ZFS and Containers
Michael Crogan will give a talk on ZFS and Containers at the 2016 OpenZFS Developer Summit:
The power of ZFS (in particular: copy-on-write, hierarchies of snapshots and clones, and zfs send/receive) can be coupled with Linux container technology (I've chosen OpenVZ, but Docker+criu could work just as well) to augment the experience for both development and application deployment.
The baseline combination of OpenZFS and OpenVZ (for which I have created a Debian 7 Vagrant image) enables ecosystems of applications to be constructed as a hierarchy of clones. I've collaborated on a project that synchronises ZFS snapshot and clone hierarchies across systems (including OS container images); this work can be leveraged for both individual and team development. The technology couples dataset hierarchies with the OS and application container images that incorporate the data, to better facilitate live migration, synchronisation, and failover to the cloud. Kinds of datasets that may be injected into a running container include: home directories, work environment shared source and utilities, log directories, temporary and ephemeral data.
With ongoing and future developments to ZFS dataset encryption on Linux, the synchronisation mechanism (for instance: more robust and versatile notions for dependency graphs, and the ability to "rebase" a collection of images into a more efficient representation centered around clusters of similar functionality), deduplication layers, and with OS/application compartmentalisation as a default principle, we can enable interesting enhancements for development and production systems that currently have barriers to entry. With a few simple short commands, datasets are snapshotted, differenced, cloned, synchronised, or destroyed as needed; and containers are created or checkpointed as necessary to support the requested operation.
With this tooling and technology in place, it then becomes practical to (1) efficiently share a base filesystem (in a collaborative work setting) that's encrypted with a group key; to (2) quickly transfer the live running state of a system to a co-worker for debugging - with full-fidelity reproducibility baked in; to (3) flag a dataset or OS image as temporary or ephemeral such that the base for the image is public/shared but new files and blocks written use the custom key; to (4) flag a dataset to be of "log" type so that reading the data later requires a private archive key; and to (5) support the evolution of a separate home directory shared between containers and applications.

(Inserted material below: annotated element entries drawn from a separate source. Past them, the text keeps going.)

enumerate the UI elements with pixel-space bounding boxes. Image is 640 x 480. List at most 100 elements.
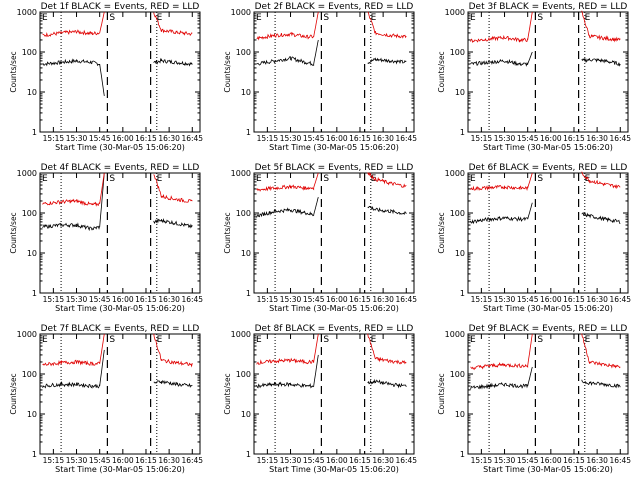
x-tick-label: 15:15 — [471, 295, 493, 304]
x-axis-label: Start Time (30-Mar-05 15:06:20) — [269, 143, 399, 152]
y-tick-label: 1 — [460, 128, 465, 137]
x-tick-label: 16:00 — [112, 295, 134, 304]
x-tick-label: 16:15 — [135, 134, 157, 143]
x-tick-label: 15:30 — [280, 295, 302, 304]
y-axis-label: Counts/sec — [437, 373, 446, 414]
x-tick-label: 15:45 — [303, 456, 325, 465]
x-tick-label: 15:30 — [494, 134, 516, 143]
series-lld-line — [153, 12, 193, 36]
x-tick-label: 15:15 — [257, 295, 279, 304]
panel-title: Det 9f BLACK = Events, RED = LLD — [469, 324, 628, 334]
series-events-line — [256, 354, 319, 389]
x-tick-label: 15:15 — [471, 456, 493, 465]
plot-frame — [253, 172, 415, 294]
y-tick-label: 1000 — [445, 8, 465, 17]
marker-label-saa: S — [537, 174, 543, 184]
x-tick-label: 15:15 — [257, 134, 279, 143]
series-lld-line — [153, 333, 193, 368]
series-events-line — [581, 211, 621, 225]
marker-label-end: E — [585, 335, 591, 345]
panel-det-7: Det 7f BLACK = Events, RED = LLD 1 10 100 10… — [9, 324, 203, 474]
plot-frame — [39, 11, 201, 133]
marker-label-start: E — [42, 335, 48, 345]
x-tick-label: 15:30 — [66, 295, 88, 304]
x-tick-label: 15:30 — [494, 456, 516, 465]
marker-label-start: E — [42, 13, 48, 23]
series-events-line — [256, 39, 319, 66]
panel-title: Det 4f BLACK = Events, RED = LLD — [41, 163, 200, 173]
series-events-line — [581, 379, 621, 389]
y-tick-label: 100 — [236, 209, 251, 218]
y-tick-label: 10 — [241, 410, 251, 419]
y-tick-label: 1 — [246, 128, 251, 137]
y-tick-label: 1 — [460, 289, 465, 298]
marker-label-saa: S — [109, 174, 115, 184]
marker-label-end: E — [585, 13, 591, 23]
marker-label-saa: S — [109, 13, 115, 23]
panel-det-3: Det 3f BLACK = Events, RED = LLD 1 10 100 10… — [437, 2, 631, 152]
y-tick-label: 100 — [450, 48, 465, 57]
x-tick-label: 16:30 — [372, 456, 394, 465]
x-tick-label: 16:15 — [135, 456, 157, 465]
x-tick-label: 15:45 — [89, 295, 111, 304]
y-axis-label: Counts/sec — [437, 51, 446, 92]
x-tick-label: 16:45 — [181, 134, 203, 143]
plot-frame — [39, 172, 201, 294]
y-tick-label: 10 — [241, 88, 251, 97]
marker-label-start: E — [256, 335, 262, 345]
series-lld-line — [470, 333, 533, 371]
x-tick-label: 16:30 — [158, 295, 180, 304]
plot-frame — [467, 333, 629, 455]
marker-label-start: E — [256, 13, 262, 23]
x-tick-label: 15:15 — [257, 456, 279, 465]
marker-label-start: E — [256, 174, 262, 184]
panel-title: Det 3f BLACK = Events, RED = LLD — [469, 2, 628, 12]
panel-det-4: Det 4f BLACK = Events, RED = LLD 1 10 100 10… — [9, 163, 203, 313]
panel-title: Det 1f BLACK = Events, RED = LLD — [41, 2, 200, 12]
y-axis-label: Counts/sec — [437, 212, 446, 253]
panel-det-5: Det 5f BLACK = Events, RED = LLD 1 10 100 10… — [223, 163, 417, 313]
x-tick-label: 16:30 — [586, 456, 608, 465]
x-tick-label: 16:00 — [326, 295, 348, 304]
y-axis-label: Counts/sec — [9, 373, 18, 414]
x-tick-label: 15:15 — [471, 134, 493, 143]
x-tick-label: 16:45 — [395, 456, 417, 465]
series-lld-line — [256, 172, 319, 192]
x-tick-label: 16:15 — [349, 295, 371, 304]
series-events-line — [470, 202, 533, 225]
x-tick-label: 16:45 — [181, 295, 203, 304]
x-tick-label: 15:30 — [280, 456, 302, 465]
y-tick-label: 1 — [32, 289, 37, 298]
x-tick-label: 15:45 — [517, 134, 539, 143]
y-tick-label: 1 — [246, 450, 251, 459]
marker-label-end: E — [371, 13, 377, 23]
marker-label-end: E — [157, 174, 163, 184]
marker-label-end: E — [157, 335, 163, 345]
y-tick-label: 100 — [450, 209, 465, 218]
x-tick-label: 15:45 — [89, 134, 111, 143]
y-tick-label: 1000 — [17, 330, 37, 339]
x-tick-label: 15:30 — [280, 134, 302, 143]
series-lld-line — [581, 10, 621, 43]
y-tick-label: 100 — [22, 48, 37, 57]
series-lld-line — [256, 11, 319, 41]
plot-frame — [467, 172, 629, 294]
y-tick-label: 100 — [236, 370, 251, 379]
series-events-line — [470, 51, 533, 67]
marker-label-end: E — [371, 335, 377, 345]
y-tick-label: 1000 — [231, 8, 251, 17]
y-tick-label: 1 — [32, 450, 37, 459]
marker-label-saa: S — [323, 13, 329, 23]
marker-label-start: E — [470, 174, 476, 184]
x-tick-label: 16:45 — [181, 456, 203, 465]
x-tick-label: 15:15 — [43, 456, 65, 465]
series-lld-line — [581, 333, 621, 369]
x-tick-label: 16:30 — [372, 295, 394, 304]
series-events-line — [153, 57, 193, 67]
series-lld-line — [153, 174, 193, 203]
y-tick-label: 1000 — [17, 8, 37, 17]
series-events-line — [367, 57, 407, 65]
marker-label-start: E — [42, 174, 48, 184]
y-tick-label: 1000 — [445, 169, 465, 178]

Carefully and responsibly crafting such ecosystems of datasets facilitates more efficient, thorough, transparent, and compartmentalised backup and failover. And to contrast, the storage footprint for a privacy-focused project (Qubes OS) falls far short on this efficiency front.
I'll demonstrate the synchronisation project's current capabilities, and will elaborate upon what else is possible with ongoing extensions to ZFS and further work. An emphasis will be placed on the advantages of letting datasets and running containers automatically accumulate in orthogonal compartments that have different properties. And some advantages of using containers over virtual machines in this environment will be discussed. In the time to follow between now and the conference, I may also be able to complete work on a proof-of-concept leaner version of Qubes OS, with emphasis on the privacy aspects and the relative increase in storage efficiency using this architecture over its current one (which uses lightweight VMs and orthogonal OS images).